Não Só o Gato: Primeiramente, gostaria de expor como tudo aqui é muito novo e incrível aos meus olhos. Como foi o início dessa jornada?
Don: A gente começou com um projeto musical. Nós dois já trabalhávamos com música, como DJ, e tínhamos muitas pesquisas que queríamos dar vasão. Tínhamos uma influência muito forte da música cigana, da música étnica. Era uma coisa que a gente encontrou e tinha que explorar.
Não tinha nenhuma festa com espaço para esse tipo de música e então resolvemos criar isso. E ela começou há dois anos, em um bar lá na Vila Madalena. Passamos a realizar mensalmente a festa, começamos timidamente. Colocamos elementos, aí contou com o visual, com as maquiagens. A gente centraliza todo o conceito: como direcionar, tudo isso. Não só criando e produzindo as festas, mas também com as performances. Com a música em si. Temos até uma turnê chamada Giramundo.
Denny: A gente abriu a turnê (Giramundo) na Turquia, tocamos em Istambul. Tocamos em uma praia no Mar Negro. Tocamos em Barcelona, no dia de São João, que é uma data linda, onde a cidade está toda em festa. Depois voltamos pro Brasil e começamos a fazer o interior de São Paulo que é uma coisa super interessante. Tivemos no centro-oeste e iremos fazer Salvador.
NSG: Aí que eu queria chegar. Vocês são de um movimento extremamente alternativo e vão participar em 2015 do Festival de Verão de Salvador, que é um público mainstream. Como está sendo isso?
Don: O Tom Zé vai abrir a gente. Ele é uma referência e vai ser uma honra podermos aparecer em um meio mainstream. A ideia é unir tudo que a gente propõe pra criar essa visualidade toda. Artistas, uma coisa multimídia, performática, queremos mostrar tudo isso. Vai ser uma coisa totalmente nova. Vamos criar uma novidade pro festival, romper uma barreira.
NSG: E como foi em Istambul? Um dos berços da cultura cigana.

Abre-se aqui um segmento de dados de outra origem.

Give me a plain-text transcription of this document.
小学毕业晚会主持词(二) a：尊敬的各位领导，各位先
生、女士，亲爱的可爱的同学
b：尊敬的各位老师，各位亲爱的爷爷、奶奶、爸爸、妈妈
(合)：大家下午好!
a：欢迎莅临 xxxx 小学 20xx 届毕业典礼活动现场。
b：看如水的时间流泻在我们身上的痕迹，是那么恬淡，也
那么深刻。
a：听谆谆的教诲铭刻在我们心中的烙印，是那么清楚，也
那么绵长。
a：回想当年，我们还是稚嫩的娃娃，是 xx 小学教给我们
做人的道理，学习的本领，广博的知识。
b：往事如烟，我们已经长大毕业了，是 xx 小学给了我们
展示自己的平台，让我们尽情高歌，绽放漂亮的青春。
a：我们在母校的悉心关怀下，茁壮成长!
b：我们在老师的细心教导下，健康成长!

Don: Em Istambul foi o primeiro lugar que a gente foi na raiz da nossa pesquisa. Estávamos na rua, tinha muito músico de rua, vimos centros de compras, na “25 de março” do mundo. Isso trouxe muitas raízes para a nossa pesquisa, muitas novidades. A gente chegou lá levando não só a música cigana, mas a música tropicalista, brasileira, que acaba somando. Então isso foi um encontro de culturas e eles gostaram muito. Eles ficaram muito felizes em escutar músicas que tem referências deles.
Denny: Não é só nos Bálcãs. A gente começou com a coisa dos ciganos, do trajeto deles, só que na nossa pesquisa a gente preferiu expandir para a antiguidade clássica, para a Babilônia, essa coisa do oriente. É uma pesquisa muito ampla. Somos ciganos no sentido de que viajamos o mundo inteiro musicalmente, no Egito, na Índia, na Babilônia…

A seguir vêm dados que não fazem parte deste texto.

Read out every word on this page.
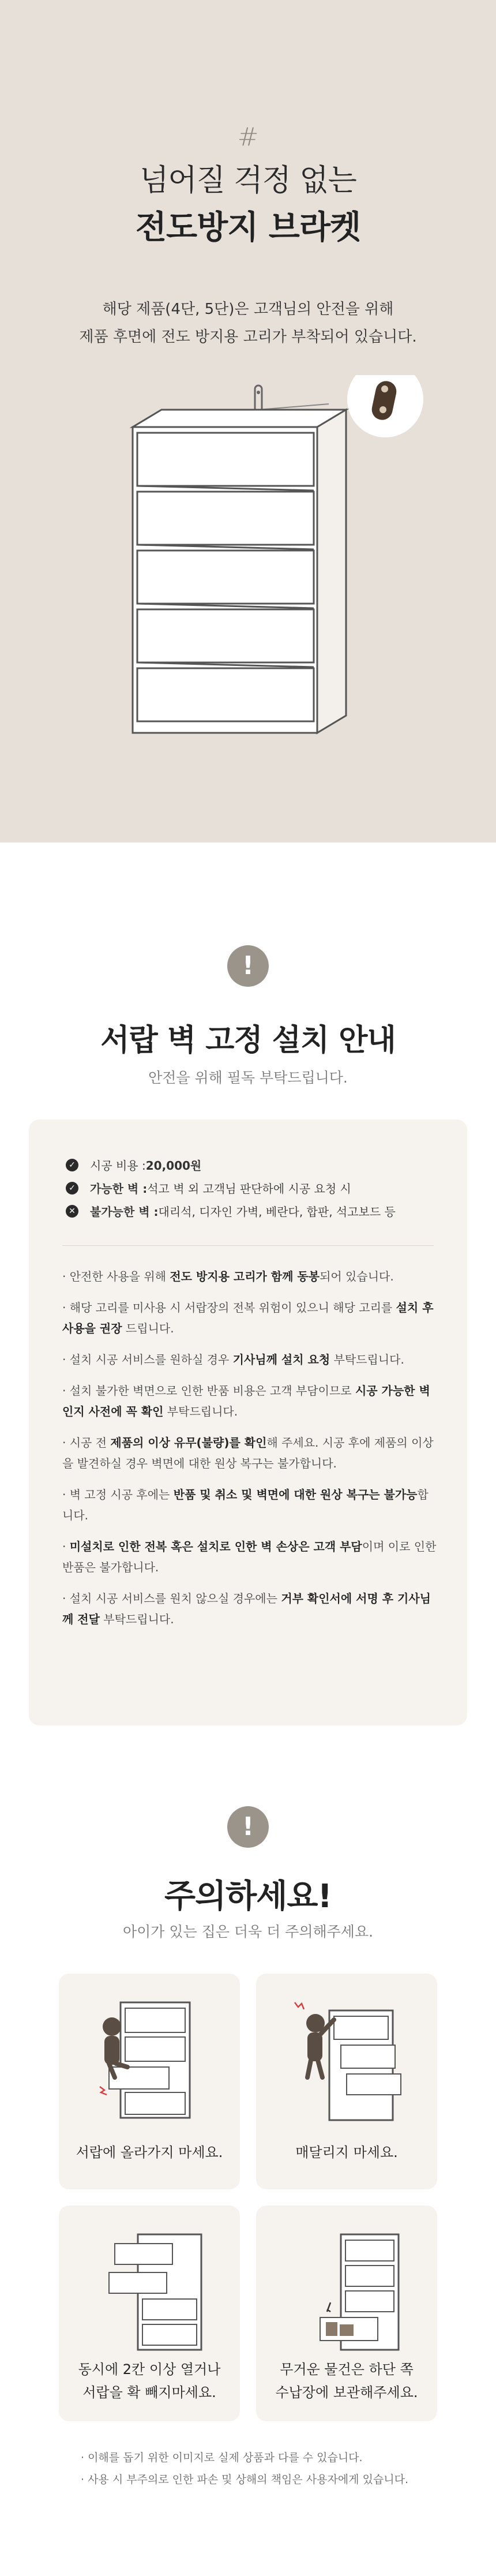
#
넘어질 걱정 없는
전도방지 브라켓
해당 제품(4단, 5단)은 고객님의 안전을 위해
제품 후면에 전도 방지용 고리가 부착되어 있습니다.
!
서랍 벽 고정 설치 안내
안전을 위해 필독 부탁드립니다.
✓ 시공 비용 : 20,000원
✓ 가능한 벽 : 석고 벽 외 고객님 판단하에 시공 요청 시
✕ 불가능한 벽 : 대리석, 디자인 가벽, 베란다, 합판, 석고보드 등

· 안전한 사용을 위해 전도 방지용 고리가 함께 동봉되어 있습니다.

· 해당 고리를 미사용 시 서랍장의 전복 위험이 있으니 해당 고리를 설치 후 사용을 권장 드립니다.

· 설치 시공 서비스를 원하실 경우 기사님께 설치 요청 부탁드립니다.

· 설치 불가한 벽면으로 인한 반품 비용은 고객 부담이므로 시공 가능한 벽인지 사전에 꼭 확인 부탁드립니다.

· 시공 전 제품의 이상 유무(불량)를 확인해 주세요. 시공 후에 제품의 이상을 발견하실 경우 벽면에 대한 원상 복구는 불가합니다.

· 벽 고정 시공 후에는 반품 및 취소 및 벽면에 대한 원상 복구는 불가능합니다.

· 미설치로 인한 전복 혹은 설치로 인한 벽 손상은 고객 부담이며 이로 인한 반품은 불가합니다.

· 설치 시공 서비스를 원치 않으실 경우에는 거부 확인서에 서명 후 기사님께 전달 부탁드립니다.

!
주의하세요!
아이가 있는 집은 더욱 더 주의해주세요.
서랍에 올라가지 마세요.	매달리지 마세요.
동시에 2칸 이상 열거나
서랍을 확 빼지마세요.
무거운 물건은 하단 쪽
수납장에 보관해주세요.
· 이해를 돕기 위한 이미지로 실제 상품과 다를 수 있습니다.
· 사용 시 부주의로 인한 파손 및 상해의 책임은 사용자에게 있습니다.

NSG: Vocês então supriram uma demanda não atendida?
Don: A gente não supriu uma demanda, a gente criou uma demanda nesse nicho. São Paulo tem essa cena de música cigana. A música balcânica já aconteceu em outras festas. Criamos esse link mais próximo com a música eletrônica. Tem a música eletrônica em São Paulo e tem a noite balcânica: a gente fica no meio. Alternativo.